Almost 80 years after British author Virginia Woolf declared that a woman who wants to write needs money and a room of her own, two Israeli filmmakers set out to explore whether anything has changed since. "It's frightening to see how relevant the money issue still is," says film director Ruth Walk. "The problem hasn't been solved yet," adds her partner, Yael Perlov.
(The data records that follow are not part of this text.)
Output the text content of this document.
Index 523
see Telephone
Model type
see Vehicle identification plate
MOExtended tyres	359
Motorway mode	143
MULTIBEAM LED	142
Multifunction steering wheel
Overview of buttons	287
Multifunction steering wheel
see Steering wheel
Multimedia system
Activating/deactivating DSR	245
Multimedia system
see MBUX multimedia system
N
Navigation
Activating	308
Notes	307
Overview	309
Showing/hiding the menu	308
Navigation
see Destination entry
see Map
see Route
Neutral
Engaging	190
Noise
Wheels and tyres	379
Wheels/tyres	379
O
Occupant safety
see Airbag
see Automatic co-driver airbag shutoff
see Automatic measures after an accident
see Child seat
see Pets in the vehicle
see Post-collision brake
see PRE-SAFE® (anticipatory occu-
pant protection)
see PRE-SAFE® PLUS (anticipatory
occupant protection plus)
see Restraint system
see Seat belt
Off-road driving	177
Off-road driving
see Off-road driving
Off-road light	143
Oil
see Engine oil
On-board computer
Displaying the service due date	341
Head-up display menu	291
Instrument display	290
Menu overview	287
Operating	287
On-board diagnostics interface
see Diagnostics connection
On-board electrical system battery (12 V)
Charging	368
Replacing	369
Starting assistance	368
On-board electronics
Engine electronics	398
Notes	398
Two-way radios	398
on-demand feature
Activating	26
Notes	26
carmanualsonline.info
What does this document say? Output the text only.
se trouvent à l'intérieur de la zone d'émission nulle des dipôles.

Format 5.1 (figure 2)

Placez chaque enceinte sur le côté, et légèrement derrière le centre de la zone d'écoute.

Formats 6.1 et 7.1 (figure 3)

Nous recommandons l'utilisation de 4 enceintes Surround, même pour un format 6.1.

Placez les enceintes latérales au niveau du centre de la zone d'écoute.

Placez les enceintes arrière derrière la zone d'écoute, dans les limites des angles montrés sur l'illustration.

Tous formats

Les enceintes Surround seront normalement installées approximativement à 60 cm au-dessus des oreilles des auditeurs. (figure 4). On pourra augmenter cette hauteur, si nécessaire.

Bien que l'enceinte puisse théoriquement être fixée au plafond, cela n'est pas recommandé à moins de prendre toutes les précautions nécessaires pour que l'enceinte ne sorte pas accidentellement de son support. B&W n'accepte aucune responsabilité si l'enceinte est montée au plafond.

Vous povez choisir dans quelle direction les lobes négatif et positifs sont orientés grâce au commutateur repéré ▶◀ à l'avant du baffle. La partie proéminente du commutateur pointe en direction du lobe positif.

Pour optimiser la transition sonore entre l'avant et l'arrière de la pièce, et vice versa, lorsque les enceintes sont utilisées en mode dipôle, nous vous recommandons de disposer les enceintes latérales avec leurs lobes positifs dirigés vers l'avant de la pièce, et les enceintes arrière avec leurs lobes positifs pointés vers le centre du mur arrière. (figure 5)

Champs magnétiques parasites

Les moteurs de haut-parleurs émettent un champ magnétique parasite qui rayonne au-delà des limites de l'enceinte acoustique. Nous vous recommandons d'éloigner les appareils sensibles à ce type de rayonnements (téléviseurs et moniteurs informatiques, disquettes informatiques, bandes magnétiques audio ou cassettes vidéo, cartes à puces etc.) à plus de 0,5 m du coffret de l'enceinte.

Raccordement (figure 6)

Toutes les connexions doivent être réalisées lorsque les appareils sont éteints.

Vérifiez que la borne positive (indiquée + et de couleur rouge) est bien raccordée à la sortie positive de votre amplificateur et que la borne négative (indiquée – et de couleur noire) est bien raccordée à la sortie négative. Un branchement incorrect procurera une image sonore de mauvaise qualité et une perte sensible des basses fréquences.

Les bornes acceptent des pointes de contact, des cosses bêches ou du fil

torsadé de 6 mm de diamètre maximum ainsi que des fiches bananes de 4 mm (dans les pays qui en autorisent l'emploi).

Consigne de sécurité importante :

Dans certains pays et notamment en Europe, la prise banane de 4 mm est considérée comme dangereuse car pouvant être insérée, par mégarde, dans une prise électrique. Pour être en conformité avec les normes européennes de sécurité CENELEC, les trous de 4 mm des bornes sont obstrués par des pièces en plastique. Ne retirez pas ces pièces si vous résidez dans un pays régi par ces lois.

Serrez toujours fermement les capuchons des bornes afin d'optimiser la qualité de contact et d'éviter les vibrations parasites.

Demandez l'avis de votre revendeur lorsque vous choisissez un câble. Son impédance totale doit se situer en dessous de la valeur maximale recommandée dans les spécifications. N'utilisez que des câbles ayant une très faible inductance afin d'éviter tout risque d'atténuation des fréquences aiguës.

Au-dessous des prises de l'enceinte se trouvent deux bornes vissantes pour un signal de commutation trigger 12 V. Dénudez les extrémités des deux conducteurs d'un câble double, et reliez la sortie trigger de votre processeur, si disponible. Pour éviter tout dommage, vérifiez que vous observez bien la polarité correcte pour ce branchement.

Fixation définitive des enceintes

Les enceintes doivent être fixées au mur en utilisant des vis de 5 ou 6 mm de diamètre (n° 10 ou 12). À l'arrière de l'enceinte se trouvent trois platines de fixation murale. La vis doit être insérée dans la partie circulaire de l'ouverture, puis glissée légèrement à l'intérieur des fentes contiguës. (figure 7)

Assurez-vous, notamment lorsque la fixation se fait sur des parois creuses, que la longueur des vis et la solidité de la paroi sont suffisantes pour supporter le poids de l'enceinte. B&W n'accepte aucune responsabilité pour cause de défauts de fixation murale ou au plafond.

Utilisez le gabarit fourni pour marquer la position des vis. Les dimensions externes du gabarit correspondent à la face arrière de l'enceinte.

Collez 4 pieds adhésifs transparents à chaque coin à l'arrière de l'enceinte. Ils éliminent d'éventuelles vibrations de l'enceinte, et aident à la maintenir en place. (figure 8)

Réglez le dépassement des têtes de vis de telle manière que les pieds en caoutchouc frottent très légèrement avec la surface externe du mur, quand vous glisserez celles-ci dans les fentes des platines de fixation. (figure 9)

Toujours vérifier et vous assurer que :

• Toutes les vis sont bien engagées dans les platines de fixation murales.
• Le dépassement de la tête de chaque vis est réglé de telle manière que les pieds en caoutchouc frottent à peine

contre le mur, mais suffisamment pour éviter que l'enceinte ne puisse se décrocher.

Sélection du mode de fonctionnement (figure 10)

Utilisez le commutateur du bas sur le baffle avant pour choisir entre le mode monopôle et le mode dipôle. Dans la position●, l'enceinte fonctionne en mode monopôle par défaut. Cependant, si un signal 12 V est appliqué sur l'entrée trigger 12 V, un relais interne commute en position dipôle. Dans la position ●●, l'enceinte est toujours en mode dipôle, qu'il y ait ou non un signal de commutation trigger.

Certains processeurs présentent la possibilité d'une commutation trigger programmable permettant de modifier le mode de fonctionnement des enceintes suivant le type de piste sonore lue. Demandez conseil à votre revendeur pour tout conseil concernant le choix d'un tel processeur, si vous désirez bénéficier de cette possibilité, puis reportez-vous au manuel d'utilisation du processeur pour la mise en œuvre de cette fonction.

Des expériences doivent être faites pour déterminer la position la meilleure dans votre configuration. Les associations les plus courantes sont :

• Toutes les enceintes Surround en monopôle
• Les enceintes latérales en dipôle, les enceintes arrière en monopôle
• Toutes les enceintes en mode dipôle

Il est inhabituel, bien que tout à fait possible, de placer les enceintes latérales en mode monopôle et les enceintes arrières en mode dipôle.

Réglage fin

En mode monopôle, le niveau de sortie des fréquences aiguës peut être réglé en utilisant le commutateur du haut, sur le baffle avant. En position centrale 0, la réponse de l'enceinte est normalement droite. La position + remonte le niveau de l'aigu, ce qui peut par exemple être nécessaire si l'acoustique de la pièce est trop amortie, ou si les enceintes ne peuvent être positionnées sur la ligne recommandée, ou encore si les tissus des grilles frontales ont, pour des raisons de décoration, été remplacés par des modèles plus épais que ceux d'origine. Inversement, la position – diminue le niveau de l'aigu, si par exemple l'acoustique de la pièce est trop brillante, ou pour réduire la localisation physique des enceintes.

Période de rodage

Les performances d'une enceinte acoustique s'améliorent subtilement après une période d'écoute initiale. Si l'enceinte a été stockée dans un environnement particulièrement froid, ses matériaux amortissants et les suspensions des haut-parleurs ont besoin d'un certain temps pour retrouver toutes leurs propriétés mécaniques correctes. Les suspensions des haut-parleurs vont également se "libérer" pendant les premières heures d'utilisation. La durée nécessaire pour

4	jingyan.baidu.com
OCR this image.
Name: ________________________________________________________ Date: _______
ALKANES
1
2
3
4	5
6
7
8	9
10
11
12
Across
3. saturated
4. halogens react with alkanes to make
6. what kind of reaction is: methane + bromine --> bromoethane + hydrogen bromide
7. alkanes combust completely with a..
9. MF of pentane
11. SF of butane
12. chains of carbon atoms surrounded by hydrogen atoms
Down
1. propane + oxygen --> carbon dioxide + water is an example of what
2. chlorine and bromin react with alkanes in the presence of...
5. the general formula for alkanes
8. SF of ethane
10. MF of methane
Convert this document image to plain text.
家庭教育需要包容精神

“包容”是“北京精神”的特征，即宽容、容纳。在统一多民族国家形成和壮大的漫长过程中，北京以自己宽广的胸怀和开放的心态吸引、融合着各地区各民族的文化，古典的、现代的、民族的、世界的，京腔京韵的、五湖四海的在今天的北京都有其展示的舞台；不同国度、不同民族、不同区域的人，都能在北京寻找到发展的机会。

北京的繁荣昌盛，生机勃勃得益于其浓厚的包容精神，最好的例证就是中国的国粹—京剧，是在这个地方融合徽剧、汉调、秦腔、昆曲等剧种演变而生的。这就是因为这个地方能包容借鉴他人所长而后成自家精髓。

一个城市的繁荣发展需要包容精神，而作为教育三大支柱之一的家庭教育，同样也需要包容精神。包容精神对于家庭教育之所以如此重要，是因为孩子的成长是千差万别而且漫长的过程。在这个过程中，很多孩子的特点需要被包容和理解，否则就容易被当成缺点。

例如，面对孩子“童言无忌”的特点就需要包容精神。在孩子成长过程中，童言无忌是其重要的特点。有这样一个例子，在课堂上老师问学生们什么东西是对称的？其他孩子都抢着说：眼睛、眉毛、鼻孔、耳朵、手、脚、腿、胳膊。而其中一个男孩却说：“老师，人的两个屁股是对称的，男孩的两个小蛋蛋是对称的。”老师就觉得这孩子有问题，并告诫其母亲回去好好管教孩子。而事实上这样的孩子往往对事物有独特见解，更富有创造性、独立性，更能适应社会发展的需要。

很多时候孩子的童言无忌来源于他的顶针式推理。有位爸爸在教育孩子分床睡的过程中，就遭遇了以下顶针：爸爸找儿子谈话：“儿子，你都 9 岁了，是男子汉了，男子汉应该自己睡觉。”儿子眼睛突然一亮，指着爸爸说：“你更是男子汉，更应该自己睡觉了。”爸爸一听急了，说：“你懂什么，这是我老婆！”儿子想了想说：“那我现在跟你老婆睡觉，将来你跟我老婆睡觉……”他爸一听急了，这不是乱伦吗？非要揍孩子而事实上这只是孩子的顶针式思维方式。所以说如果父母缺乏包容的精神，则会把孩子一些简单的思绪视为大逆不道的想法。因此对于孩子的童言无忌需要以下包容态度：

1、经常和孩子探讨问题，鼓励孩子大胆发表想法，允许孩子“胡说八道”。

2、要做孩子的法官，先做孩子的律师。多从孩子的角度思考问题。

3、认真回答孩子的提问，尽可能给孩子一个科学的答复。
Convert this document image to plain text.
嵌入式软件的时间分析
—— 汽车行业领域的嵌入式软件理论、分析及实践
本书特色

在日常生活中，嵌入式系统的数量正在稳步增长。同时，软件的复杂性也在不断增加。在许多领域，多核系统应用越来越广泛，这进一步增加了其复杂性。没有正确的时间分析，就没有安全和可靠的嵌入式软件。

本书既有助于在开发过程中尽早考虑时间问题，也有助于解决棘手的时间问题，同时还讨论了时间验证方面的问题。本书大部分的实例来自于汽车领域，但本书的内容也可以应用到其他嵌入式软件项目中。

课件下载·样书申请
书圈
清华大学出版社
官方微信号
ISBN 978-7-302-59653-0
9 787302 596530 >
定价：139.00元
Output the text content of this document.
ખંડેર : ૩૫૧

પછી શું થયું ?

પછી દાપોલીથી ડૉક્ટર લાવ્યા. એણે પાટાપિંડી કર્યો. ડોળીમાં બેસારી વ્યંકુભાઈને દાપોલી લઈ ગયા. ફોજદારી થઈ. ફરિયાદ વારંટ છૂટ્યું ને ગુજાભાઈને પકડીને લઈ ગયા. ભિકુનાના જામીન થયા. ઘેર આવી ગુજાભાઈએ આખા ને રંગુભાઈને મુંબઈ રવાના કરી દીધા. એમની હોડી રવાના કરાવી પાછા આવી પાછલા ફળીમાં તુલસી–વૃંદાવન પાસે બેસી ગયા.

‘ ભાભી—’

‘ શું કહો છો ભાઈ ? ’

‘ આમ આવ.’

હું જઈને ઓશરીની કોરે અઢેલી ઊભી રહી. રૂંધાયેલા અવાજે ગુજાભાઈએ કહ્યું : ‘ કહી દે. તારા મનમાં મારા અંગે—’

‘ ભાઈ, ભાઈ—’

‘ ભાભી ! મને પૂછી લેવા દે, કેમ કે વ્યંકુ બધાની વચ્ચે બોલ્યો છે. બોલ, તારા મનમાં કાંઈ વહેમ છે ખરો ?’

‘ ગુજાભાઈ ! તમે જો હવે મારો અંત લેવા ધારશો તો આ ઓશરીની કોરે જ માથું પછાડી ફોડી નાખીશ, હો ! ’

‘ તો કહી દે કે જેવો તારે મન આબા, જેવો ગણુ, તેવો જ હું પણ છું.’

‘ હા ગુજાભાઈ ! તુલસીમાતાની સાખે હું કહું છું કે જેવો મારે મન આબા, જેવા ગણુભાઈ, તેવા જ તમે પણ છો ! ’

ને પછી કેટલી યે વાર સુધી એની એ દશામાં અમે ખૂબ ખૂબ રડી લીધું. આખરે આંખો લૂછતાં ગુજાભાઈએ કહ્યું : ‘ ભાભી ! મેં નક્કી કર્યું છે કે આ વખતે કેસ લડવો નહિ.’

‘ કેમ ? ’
The documentary series they have produced, "A Room of Her Own: Women Writers" (in Hebrew, directed and filmed by Walk, produced and edited by Perlov), follows the daily routine of four female writers. The camera zooms in on the room, desk, laptop or typewriter of Ida Fink, Emunah Yaron, Orly Castel-Bloom and Agi Mishol. In their modest homes, the stars of the series do not always have a room of their own. Two of the films, "Orly Castel-Bloom: Not Far from the Center of Town" and "Emunah Yaron: Chapters of My Life," were screened last week at the Jerusalem Cinematheque's Jewish Film Festival. Starting next week, the series will be broadcast on Channel 8. So far, three of the four films have been completed. The last one, on Mishol, is still being filmed.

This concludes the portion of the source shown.